Examples of Capitalized costs?
Sales tax, freight costs, setup and installation of an asset must be included in the basis of the asset and recovered through depreciation, if the asset is depreciable
Establishing a Gifts cost basis
The basis of an asset acquired by a gift is generally the donor’s basis. Unless the FMV on the date of the gift is less than the donor’s basis in the asset, the donee’s basis in the asset for purposes of determining a loss on the sale of the asset will be thea sset’s fair market value on the date of the gift.
Establishing Inheritance Cost Basis
Generally the basis in the aset if the FMV on the date of death. The basis may also be stepped-down to FMV in the case of an asset that has lost value since purchase.
Adjusted Basis
Refers to the original basis in the property, increased by any adjustments such as acquisition cost or improvements, and reduce by any adjustments ot basis, such as depreciation deductions taken and the Section 179 adjustment.
Substituted Basis
The propertys FMV less any deferred gain or plus any postponed loss; its most notable application is a nontaxable exchange of qualifying real property (like an in-kind exchange).
Improvements vs. Repairs for Basis
Improvements increase original basis while repairs do not add to or impact the original basis
Types of expenditures when you purchase or hold an asset
- Non-deductible (personal)
- currently deductible (Section 162)
- Not currently deductible BUT can be recovered over a specified period (Capital Expenditure)

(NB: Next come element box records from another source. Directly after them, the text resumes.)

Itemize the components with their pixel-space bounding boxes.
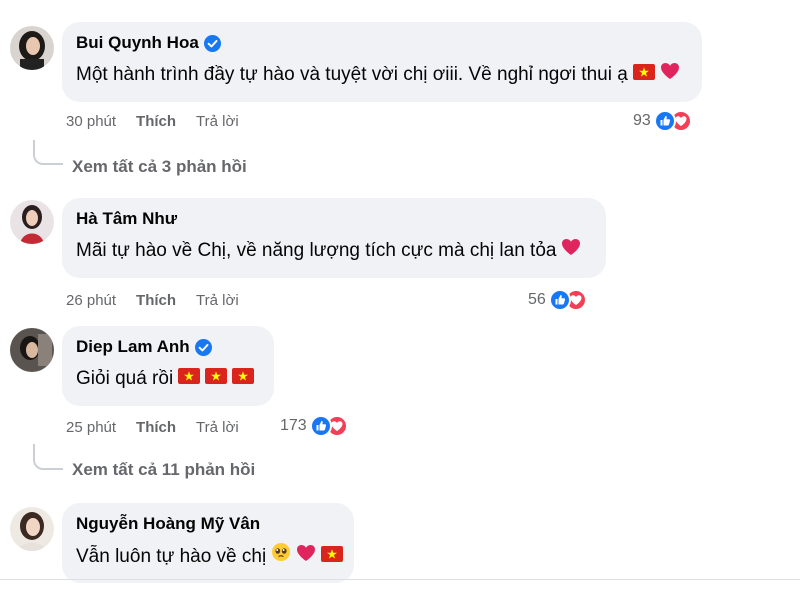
comment-text: Mãi tự hào về Chị, về năng lượng tích cự… (76, 240, 557, 261)
vietnam-flag-icon (232, 365, 255, 393)
vietnam-flag-icon (321, 543, 344, 571)
comment-meta: 26 phút Thích Trả lời (66, 292, 239, 309)
comment-bubble: Nguyễn Hoàng Mỹ Vân Vẫn luôn tự hào về c… (62, 503, 354, 583)
comment-meta: 30 phút Thích Trả lời (66, 113, 239, 130)
reply-button[interactable]: Trả lời (196, 113, 239, 130)
reaction-summary[interactable]: 56 (528, 289, 587, 311)
reaction-summary[interactable]: 93 (633, 110, 692, 132)
red-heart-icon (296, 543, 316, 571)
red-heart-icon (660, 61, 680, 89)
verified-badge-icon (203, 34, 221, 52)
comment-time[interactable]: 26 phút (66, 292, 116, 309)
comment-bubble: Hà Tâm Như Mãi tự hào về Chị, về năng lư… (62, 198, 606, 278)
comment-bubble: Bui Quynh Hoa Một hành trình đầy tự hào … (62, 22, 702, 102)
avatar[interactable] (10, 200, 54, 244)
commenter-name[interactable]: Diep Lam Anh (76, 337, 190, 357)
comments-section: Bui Quynh Hoa Một hành trình đầy tự hào … (0, 0, 800, 600)
thread-connector (33, 140, 63, 165)
reaction-summary[interactable]: 173 (280, 415, 348, 437)
reply-button[interactable]: Trả lời (196, 292, 239, 309)
commenter-name[interactable]: Hà Tâm Như (76, 209, 177, 229)
comment-text: Giỏi quá rồi (76, 368, 174, 389)
comment-time[interactable]: 30 phút (66, 113, 116, 130)
commenter-name[interactable]: Nguyễn Hoàng Mỹ Vân (76, 514, 260, 534)
avatar[interactable] (10, 507, 54, 551)
pleading-face-icon (271, 542, 291, 571)
like-reaction-icon (548, 289, 571, 311)
comment-bubble: Diep Lam Anh Giỏi quá rồi (62, 326, 274, 406)
vietnam-flag-icon (205, 365, 228, 393)
reaction-count: 173 (280, 417, 307, 434)
like-reaction-icon (653, 110, 676, 132)
thread-connector (33, 444, 63, 470)
divider (0, 579, 800, 580)
avatar[interactable] (10, 328, 54, 372)
commenter-name[interactable]: Bui Quynh Hoa (76, 33, 199, 53)
reaction-count: 56 (528, 291, 546, 308)
comment-text: Vẫn luôn tự hào về chị (76, 545, 267, 567)
comment-text: Một hành trình đầy tự hào và tuyệt vời c… (76, 64, 628, 85)
like-button[interactable]: Thích (136, 113, 176, 130)
vietnam-flag-icon (178, 365, 201, 393)
view-replies-link[interactable]: Xem tất cả 11 phản hồi (72, 460, 255, 480)
avatar[interactable] (10, 26, 54, 70)
reply-button[interactable]: Trả lời (196, 419, 239, 436)
red-heart-icon (561, 237, 581, 265)
comment-meta: 25 phút Thích Trả lời (66, 419, 239, 436)
like-button[interactable]: Thích (136, 419, 176, 436)
comment-time[interactable]: 25 phút (66, 419, 116, 436)
vietnam-flag-icon (632, 61, 655, 89)
view-replies-link[interactable]: Xem tất cả 3 phản hồi (72, 157, 247, 177)
reaction-count: 93 (633, 112, 651, 129)
verified-badge-icon (194, 338, 212, 356)
like-reaction-icon (309, 415, 332, 437)
like-button[interactable]: Thích (136, 292, 176, 309)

Depreciation/Modified Accelerated Cost Recovery System (MACRS)
This is a broad heading of depreciation, the method that fall under this broad head include:
- bonus depreciation
- accelerated depreciation
- straight line depreciation
- Section 179 expensing
What does it mean to be a “wasting” asset
One that decreases in value over time, due to exhaustion, wear and tear or obsolescence.
The four periods/useful lives under MACRS to which assets are assigned:
5 years, 7 years, 27.5 years and 39 years
Determining Depreciation Percentages
10 years or less: 200% declining balance
15 and 20 year properties: 150% declining balance
27.5 and 39 year properties: the cost recovery percentages are calculated using a straight-line method.

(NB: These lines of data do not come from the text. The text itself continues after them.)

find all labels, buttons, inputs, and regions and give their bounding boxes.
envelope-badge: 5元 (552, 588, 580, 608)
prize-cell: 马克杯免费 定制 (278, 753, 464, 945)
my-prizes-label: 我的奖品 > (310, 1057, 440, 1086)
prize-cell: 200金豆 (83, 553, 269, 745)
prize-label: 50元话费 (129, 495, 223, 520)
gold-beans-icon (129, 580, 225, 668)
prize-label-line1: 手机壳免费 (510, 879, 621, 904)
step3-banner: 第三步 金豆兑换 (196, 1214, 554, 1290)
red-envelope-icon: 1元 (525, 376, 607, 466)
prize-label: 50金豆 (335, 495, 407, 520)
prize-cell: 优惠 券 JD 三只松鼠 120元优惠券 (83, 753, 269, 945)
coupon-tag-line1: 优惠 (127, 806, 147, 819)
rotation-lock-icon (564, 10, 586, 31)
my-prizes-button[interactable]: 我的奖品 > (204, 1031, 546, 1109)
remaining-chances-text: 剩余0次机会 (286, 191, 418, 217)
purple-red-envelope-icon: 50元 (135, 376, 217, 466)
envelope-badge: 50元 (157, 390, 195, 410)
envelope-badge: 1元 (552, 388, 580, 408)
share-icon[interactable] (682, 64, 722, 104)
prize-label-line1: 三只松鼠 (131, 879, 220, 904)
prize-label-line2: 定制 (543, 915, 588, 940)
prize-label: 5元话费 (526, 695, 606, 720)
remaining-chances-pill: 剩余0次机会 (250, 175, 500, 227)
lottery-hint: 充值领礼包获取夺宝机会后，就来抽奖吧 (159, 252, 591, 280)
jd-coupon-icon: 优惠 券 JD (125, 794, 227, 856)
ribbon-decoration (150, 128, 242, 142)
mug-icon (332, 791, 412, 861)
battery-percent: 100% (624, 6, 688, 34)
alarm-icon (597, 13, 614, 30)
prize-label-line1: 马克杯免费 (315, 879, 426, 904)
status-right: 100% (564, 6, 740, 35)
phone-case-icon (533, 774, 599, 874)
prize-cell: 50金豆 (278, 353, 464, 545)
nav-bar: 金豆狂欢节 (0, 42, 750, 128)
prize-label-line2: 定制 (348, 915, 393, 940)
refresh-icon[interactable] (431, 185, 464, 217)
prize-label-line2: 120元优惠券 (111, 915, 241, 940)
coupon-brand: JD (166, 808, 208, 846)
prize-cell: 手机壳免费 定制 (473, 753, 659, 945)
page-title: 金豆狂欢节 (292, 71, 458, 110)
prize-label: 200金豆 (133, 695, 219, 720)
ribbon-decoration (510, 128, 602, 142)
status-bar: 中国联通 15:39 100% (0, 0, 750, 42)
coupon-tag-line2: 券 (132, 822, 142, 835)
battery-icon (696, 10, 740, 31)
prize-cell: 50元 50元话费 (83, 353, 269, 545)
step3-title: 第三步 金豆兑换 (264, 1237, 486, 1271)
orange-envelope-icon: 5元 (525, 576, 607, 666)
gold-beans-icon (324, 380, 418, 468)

The 200% Declining Balance Method
Unlike other methods, this method states that we must reduce the basis before computing next years depreciation.
The 200% Declining Balance Method Calculation
- find the straight line rate for this property
- double the straight line rate
- take the straight line rate * the property value * 1/2 = first year deduction
Second Year deduction:
Start with basis of 75k and reduce that by the first years depreciation number
- then multiply that by twice the straight line method for the first year
repeat the second year deduction continually
Straight-line depreciation method
Assumes that depreciation is uniform throughout the useful life of the asset. The cost or adjusted basis of the asset is deducted in relatively equal installments over the asset’s useful life
Straight-Line Depreciation Method Calculation
SL = cost basis / useful life
The first year may be reduced by half due to the half-year convention
Mid-Quarter Convention
This is used to reduce the benefits of the half-year convention for personal property (not real property) placed in service late in the year of acquisition.

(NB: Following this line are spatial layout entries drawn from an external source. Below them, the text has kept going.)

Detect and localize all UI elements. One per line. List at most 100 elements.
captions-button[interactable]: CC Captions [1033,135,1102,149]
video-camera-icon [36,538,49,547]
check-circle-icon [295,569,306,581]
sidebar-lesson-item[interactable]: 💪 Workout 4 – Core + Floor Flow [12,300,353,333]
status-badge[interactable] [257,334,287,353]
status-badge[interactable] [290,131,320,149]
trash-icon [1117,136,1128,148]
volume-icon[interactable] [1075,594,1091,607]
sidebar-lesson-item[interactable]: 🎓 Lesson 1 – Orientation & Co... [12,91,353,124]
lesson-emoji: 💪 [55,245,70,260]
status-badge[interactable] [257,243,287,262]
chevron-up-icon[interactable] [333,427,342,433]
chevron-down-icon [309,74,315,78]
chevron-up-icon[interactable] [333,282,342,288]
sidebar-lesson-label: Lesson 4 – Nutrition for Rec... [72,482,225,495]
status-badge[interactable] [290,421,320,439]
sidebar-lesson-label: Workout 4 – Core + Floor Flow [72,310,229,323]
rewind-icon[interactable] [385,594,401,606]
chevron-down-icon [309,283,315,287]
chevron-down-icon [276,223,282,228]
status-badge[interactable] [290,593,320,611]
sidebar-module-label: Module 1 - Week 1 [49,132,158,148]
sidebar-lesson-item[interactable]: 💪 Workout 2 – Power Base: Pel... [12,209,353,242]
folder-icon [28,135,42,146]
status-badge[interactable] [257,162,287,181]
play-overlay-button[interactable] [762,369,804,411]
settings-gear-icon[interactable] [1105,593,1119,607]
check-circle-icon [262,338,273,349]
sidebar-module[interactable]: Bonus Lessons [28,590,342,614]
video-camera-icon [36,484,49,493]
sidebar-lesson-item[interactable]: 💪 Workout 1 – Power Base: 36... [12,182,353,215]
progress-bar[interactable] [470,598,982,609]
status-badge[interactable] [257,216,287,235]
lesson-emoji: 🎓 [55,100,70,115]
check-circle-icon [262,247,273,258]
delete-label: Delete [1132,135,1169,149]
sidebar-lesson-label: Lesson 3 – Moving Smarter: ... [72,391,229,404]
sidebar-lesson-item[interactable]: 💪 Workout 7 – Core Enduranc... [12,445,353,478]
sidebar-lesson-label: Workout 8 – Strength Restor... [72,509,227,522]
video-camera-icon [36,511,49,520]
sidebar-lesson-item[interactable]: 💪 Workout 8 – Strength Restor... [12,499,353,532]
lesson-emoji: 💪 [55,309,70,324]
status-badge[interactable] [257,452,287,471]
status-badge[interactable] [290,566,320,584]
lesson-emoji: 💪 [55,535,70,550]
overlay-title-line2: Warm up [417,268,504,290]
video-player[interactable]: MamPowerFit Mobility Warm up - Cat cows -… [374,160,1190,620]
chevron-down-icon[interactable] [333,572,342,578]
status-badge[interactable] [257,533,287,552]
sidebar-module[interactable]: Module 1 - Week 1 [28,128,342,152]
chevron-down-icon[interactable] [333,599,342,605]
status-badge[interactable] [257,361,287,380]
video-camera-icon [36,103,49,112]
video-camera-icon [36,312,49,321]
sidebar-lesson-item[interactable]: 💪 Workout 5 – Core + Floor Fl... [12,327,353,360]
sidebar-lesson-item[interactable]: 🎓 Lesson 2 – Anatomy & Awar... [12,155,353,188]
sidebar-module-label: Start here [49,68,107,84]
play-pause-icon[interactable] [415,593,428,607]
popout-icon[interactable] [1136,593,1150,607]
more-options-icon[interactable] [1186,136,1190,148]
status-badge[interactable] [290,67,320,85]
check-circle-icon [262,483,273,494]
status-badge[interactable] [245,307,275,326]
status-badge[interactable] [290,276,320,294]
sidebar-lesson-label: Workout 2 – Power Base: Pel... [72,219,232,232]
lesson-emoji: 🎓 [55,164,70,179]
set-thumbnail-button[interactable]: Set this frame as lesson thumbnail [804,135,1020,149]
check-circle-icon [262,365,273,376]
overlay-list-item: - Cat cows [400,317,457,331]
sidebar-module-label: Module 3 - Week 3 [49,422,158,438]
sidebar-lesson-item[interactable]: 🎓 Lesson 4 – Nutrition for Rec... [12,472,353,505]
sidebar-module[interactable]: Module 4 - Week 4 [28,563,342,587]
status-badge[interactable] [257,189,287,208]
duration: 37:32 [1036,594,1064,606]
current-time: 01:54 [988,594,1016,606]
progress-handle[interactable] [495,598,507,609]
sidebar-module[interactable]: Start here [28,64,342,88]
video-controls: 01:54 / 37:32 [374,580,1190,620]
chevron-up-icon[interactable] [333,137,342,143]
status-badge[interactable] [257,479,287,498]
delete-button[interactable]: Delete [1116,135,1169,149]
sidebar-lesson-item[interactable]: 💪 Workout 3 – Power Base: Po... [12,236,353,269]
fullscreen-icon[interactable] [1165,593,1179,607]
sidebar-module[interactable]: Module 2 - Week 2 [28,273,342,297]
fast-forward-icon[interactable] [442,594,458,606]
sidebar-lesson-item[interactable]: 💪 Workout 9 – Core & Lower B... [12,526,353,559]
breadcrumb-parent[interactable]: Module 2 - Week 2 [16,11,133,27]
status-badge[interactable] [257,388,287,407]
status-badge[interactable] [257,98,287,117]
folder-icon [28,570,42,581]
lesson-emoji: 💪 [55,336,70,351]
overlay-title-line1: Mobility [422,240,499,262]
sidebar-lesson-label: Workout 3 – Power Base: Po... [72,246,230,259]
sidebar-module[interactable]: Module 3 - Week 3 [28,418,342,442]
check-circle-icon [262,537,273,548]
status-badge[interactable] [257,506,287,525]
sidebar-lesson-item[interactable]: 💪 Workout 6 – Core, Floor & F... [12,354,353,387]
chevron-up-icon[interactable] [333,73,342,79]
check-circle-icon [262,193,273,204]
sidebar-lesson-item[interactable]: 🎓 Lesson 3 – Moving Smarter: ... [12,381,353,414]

Mid-Quarter Convention Calculation
If, during the tax year, the total basis of depreciable personalty placed in service during the last three months of the year exceeds 40% of the total basis of all depreciable personalty placed in service during that year, the taxpayer must use mid-quarter convention. A quarter of convention consists of three months.
Alternative Depreciation System (ADS)
This must be used when the listed property is used 50% of less in business.
- ADS must also be used for puro=poses of making certain alternative minimum tax adjustments, assets used outside the US, tax-exempt bond financed assets, and assets imported from certain countries that maintain discriminating trade restrictions.